Once I visited the Bangalore Ashram in August on Raksha Bandhan day (a festival in India where the brother promises to protect his sister throughout his life) . I had gone to meet Guruji and was eagerly looking forward to tying him a rakhi (a holy thread that the sister ties to her brother) myself. That enitre day I held on to my rakhi waiting for an opportunity but I wasn’t able to reach him or tie it to him. I was feeling a little apprehensive, but I kept telling myself it doesn’t matter; and I kept delaying passing on the rakhi, hoping that later maybe I’ll go inside his kutir or later at night I’ll get a chance. But the day passed and by evening I was quite restless to tie the rakhi to Him. In the evening we were all gathered at the Yagnashaala. Guruji was on the stage and just below the stage is a square area enclosed by a railing where some Swamijis and teachers were sitting. I was sitting right ahead just at the edge of the railing and I could see Him prominently. My uncle who is advance course teacher was sitting on the inner side of the railing in the square area. I was still dearly holding on to my rakhi, wondering that the day is almost over and now I wouldn’t get a chance to tie it to him myself. Meanwhile everybody was sending their rakhis through the people seated ahead. So Guruji was receiving all these rachis in bulk and some people on the stage were tying all the rakhis on his hands. Guruji’s hands were so full of them and he was enjoying tremendously. The happiness on his face was incredible. And while feeling completely blissful, I was still in a dilemma whether to send my rakhi to Him. My aunt was also on stage tying rakhis for Him. And then I finally let go. I decided that now there wasn’t a chance to meet Him and I really wanted my rakhi to be atleast tied on His hand. So I sent my rakhi through my uncle, he was sitting on the inner side of the railing so he stood up, took it from me and passed it on to the stage. When I was passing the rakhi, Guruji looked in my direction to see where the rakhi was coming from and he saw me. Even when my rakhi was being tied to Guruji, He was still looking right at me. Sometimes you feel like is He really looking at me or is He looking at the whole Yagnashaala! But I felt well atleast he looked at me. I know my rakhi went to Him and I know he saw me. So I convinced myself that I tied it to Him basically.

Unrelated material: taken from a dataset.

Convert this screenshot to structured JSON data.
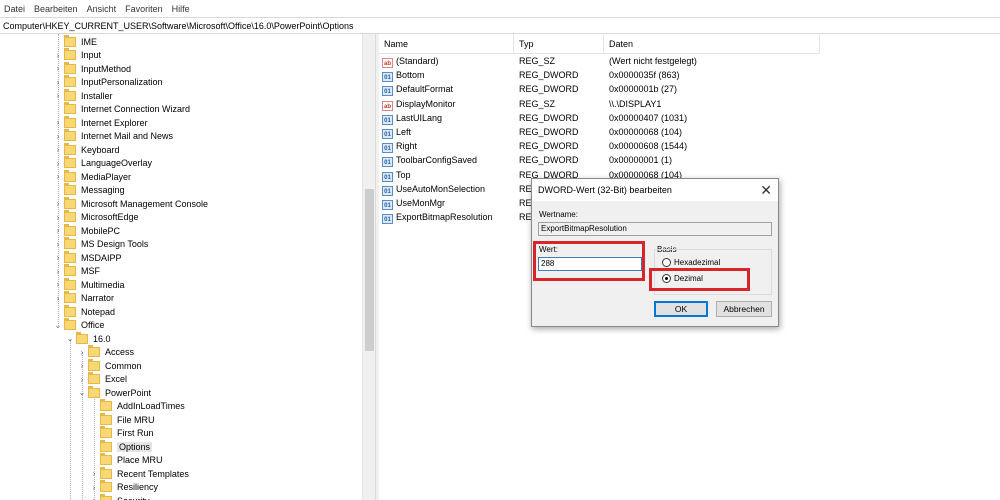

Then later at night after the satsang, I met a friend and she said she still had her rakhi and she wanted to tie it to Him. And
I told her ‘my rakhi – I finished tying it’ and I told her how. And now even I wanted to tie it to Him! So she told me to wait with her and we standing outside the Vishalakshi Mantap and now I also wanted a rakhdi. I had only one which I had given off. So I was wondering what to do. Then I saw another friend come out of the hall carrying the whole bunch of rakhdis in a box, which had already been removed. Guruji had removed them and His hands were empty now. I said to her “please give me one, please give me one” . She was hesitant saying that we had already removed and that everybody would start asking. I really requested again and she finally gave me one from the lot. So we stood near the steps waiting anxiously, such that when Guruji would come this way the first people he would meet would be my friend and me. And then Guruji came and we excitedly went to tie him rakhis on his empty hands. And he looked at me and he said ‘tumhara toh ho gaya na’ (You have already give me). I was speechless at that moment! I just kept thinking how could He know! Thousands of people in the Yagnashaala and that many rakhis, how did He know mine and I was sitting far from Him. And in my overwhelmed state I told Him I want to tie it again. I tried to convey how I gave it through my uncle and how to tell Him that I want to personally tie it for you! And then I finally tied it and I was filled with such a sense of fulfilment. He smiled and blessed; the feeling of so much love and grace was worth everything.